In the world of work, there are thousands of COBOL programs muttering through our halls waiting to lunge out at us, diverting us from productivity to the sustenance of their undead existence. More recently that new app or new mobile device policy shows up at the door all spiffy in new clothes and fresh faced, only to decay into a dirty, threadbare, unintelligible monster pulling us into a dark corner never to emerge again.
In the good old days, most of our personal encounters with zombie technology came through the intermediary of some bureaucrat. We might get battered about a bit as they struggled to fit the reality of us into some truculent program created in search of some long gone efficiency. The stink of rotting purpose might linger as we grumbled about the wait at the DMV but pretty quickly we were back in the light and sunshine.
The problem is that almost no technology shows up looking undead.
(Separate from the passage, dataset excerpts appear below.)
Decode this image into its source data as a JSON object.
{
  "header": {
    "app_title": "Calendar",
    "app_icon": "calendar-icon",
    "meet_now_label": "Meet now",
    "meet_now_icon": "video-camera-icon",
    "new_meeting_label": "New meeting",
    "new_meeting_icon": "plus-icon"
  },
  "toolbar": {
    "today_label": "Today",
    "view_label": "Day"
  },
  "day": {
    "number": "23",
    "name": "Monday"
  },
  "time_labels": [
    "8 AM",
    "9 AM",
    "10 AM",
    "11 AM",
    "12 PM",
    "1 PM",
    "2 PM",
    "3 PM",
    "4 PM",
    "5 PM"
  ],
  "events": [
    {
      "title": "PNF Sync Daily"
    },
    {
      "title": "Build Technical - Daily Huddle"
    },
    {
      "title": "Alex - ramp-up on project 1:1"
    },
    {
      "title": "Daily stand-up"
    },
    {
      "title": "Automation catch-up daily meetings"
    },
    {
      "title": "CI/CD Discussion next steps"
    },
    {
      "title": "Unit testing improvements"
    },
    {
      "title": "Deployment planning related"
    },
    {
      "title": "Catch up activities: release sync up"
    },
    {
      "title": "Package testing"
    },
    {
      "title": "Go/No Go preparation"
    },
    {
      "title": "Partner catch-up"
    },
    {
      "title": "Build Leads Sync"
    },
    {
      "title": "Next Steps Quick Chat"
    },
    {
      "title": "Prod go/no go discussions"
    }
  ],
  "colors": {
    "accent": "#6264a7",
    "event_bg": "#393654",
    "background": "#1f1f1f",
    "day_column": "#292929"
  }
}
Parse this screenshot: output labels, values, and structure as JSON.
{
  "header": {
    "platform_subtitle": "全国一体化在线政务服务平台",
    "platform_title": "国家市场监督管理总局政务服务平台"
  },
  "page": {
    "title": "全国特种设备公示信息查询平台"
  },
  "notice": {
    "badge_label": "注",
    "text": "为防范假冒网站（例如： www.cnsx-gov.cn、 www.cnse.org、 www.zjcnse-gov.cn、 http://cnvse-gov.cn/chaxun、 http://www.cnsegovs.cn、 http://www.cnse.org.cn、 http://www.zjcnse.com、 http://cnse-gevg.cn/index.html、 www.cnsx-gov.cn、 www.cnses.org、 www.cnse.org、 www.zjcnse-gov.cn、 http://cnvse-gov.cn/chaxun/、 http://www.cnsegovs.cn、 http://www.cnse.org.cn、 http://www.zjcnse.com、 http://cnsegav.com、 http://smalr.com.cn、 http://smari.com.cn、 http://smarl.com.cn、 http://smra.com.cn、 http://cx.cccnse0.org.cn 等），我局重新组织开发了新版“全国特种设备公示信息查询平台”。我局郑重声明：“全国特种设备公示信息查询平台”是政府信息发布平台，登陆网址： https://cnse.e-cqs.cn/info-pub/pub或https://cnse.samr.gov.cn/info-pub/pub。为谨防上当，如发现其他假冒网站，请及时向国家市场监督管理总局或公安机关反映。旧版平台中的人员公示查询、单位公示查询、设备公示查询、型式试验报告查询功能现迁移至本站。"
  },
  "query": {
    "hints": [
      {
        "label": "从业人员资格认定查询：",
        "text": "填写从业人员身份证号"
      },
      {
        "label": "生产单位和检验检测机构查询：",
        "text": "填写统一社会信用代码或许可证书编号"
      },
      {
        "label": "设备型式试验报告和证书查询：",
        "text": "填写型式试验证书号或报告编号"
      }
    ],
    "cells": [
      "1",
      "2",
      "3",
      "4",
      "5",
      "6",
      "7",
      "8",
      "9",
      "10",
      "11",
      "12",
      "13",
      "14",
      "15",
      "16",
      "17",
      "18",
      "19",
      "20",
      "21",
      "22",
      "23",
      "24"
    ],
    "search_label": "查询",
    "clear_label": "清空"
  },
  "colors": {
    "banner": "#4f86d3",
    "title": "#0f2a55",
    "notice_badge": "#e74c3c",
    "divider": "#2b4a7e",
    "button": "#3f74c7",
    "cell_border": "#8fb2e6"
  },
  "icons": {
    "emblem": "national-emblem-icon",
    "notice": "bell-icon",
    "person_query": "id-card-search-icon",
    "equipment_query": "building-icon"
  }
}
COBOL was as an huge innovation in its day as Facebook and the iPad seem to us now. The zombie emerges slowly over time as our needs, wants, and understanding mature and evolve, but the technology doesn’t. The zombie technology is frozen in time at the moment some Digital conjurer baked the passing Analog stream into a set of fleet, but rigid bits and bytes. No matter how dazzling and innovative when new, it can’t easily regenerate a new incarnation to address some unforeseen situation. Any incarnation of technology moving from the ethereal Digital world to the rough and tumble Analog stream slowly acquires that ragged, falling apart look from repeated impacts of new, unaccounted-for reality. “Would you like Facebook or iPad with that?”
In every case, Digital or Analog, someone with a kind of tunnel vision cooks up a set of rules away from the messy facts and complexities of life as it is lived. Armed with that convenient, second order picture of reality, they come charging out into the real world, hacking away at anything that doesn’t fit their particular version of a rosy picture. God forbid you have brains, ‘cuz they’re hungry.
Being the Anti-Zombie
What’s a poor human to do as the moaning zombie mob closes in? Despite iRobot, The Matrix I, II and III, and all the Terminator movies, Digital and the other various stripes of fundamentalism aren’t all that flexible, and that’s our out. We don’t win by being better zombies than the zombies themselves. We win, at work and at home, by constantly evolving our selves to account for new realities. We win by leading with empathy and a healthy suspicion that we don’t know as much as we think we do. That’s the baseball bat to the zombie cranium.